A rede de hotéis Caesar Towers, cuja composição acionária é de 80% para a empresária Chieko Aoki e 20%
para a Funcef, o fundo de pensão dos funcionários da Caixa Econômica Federal, deve operar mais 44
empreendimentos de três, quatro e cinco estrelas até o ano 2003 no Brasil. Cerca de nove mil apartamentos
vão entrar em operação nos próximos três anos. Os investimentos nesses empreendimentos que levam a
marca Caesar Towers devem superar a marca de um bilhão de dólares e serão realizados por empresas,
fundos de pensão e investidores.

O Caesar Towers Nações Unidas, cujo empreendimento deve consumir cerca de 17 milhões de reais, faz parte
desse pacotão e vem sendo bancado pelos próprios investidores, que compraram todas as unidades
disponíveis no primeiro final de semana de comercialização do flat, incorporado pela Inpar. Voltado para
executivos que possuem negócios com as empresas sediadas na avenida Engenheiro Luiz Carlos Berrini e na
marginal do rio Pinheiros, zona sul de São Paulo, o empreendimento de quatro estrelas terá 146 unidades de
26 m2 e 24 unidades VIP com 39 m2. Deve estar pronto em julho do ano que vem.

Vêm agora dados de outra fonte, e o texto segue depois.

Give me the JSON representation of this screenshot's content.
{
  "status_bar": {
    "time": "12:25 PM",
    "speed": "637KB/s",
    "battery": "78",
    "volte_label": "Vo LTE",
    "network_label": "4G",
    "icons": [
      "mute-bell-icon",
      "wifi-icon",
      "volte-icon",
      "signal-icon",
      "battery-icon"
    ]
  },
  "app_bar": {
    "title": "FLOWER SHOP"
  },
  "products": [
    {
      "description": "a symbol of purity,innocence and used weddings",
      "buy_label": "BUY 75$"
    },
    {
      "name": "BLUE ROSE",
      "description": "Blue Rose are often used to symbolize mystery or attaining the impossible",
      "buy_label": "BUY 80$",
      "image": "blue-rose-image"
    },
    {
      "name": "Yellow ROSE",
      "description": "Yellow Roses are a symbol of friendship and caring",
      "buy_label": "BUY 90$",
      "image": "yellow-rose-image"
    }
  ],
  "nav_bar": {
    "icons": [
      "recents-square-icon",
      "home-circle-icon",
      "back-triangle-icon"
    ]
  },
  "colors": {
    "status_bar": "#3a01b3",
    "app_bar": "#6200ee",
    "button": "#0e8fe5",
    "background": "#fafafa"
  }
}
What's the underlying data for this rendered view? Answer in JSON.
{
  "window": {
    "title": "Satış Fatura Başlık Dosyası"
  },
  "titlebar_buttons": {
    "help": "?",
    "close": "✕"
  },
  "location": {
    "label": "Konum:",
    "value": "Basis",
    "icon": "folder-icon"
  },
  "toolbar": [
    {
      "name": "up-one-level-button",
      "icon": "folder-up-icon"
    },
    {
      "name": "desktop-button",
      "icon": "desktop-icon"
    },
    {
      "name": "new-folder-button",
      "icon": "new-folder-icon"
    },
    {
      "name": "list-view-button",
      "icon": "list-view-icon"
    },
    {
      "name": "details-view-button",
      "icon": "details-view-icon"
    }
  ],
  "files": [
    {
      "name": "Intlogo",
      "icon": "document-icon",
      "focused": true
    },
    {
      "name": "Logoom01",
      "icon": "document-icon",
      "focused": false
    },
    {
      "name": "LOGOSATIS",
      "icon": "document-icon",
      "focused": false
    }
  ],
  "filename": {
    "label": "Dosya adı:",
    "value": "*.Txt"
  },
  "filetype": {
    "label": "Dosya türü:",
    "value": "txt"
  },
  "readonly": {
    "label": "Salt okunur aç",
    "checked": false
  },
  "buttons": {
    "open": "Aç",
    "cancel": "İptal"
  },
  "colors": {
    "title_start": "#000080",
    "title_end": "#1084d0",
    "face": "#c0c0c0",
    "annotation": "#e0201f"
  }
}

Ficha técnica: Construção e incorporação: Inpar; administração e operação: Caesar


Towers; projeto arquitetônico: Königsberger Vannucchi Arquitetos Associados; projeto
estrutural: SRTC; projeto de instalações: Prolux; projeto de paisagismo: Benedito
Abbud; projeto de ar -condicionado: Masterplan; projeto de fundações: Portela Allarcon;
execução da estrutura: Qualy; blocos: ST; elevadores: Fujitec; concreto: Holdercim; aço
cortado e dobrado: Imperatriz; tela metálica: Gerdau; fôrmas trepantes para poço do
elevador: Pashal; shafts: Plásticos Guarulhos; escoramentos: Peri; caixilharia: YKK.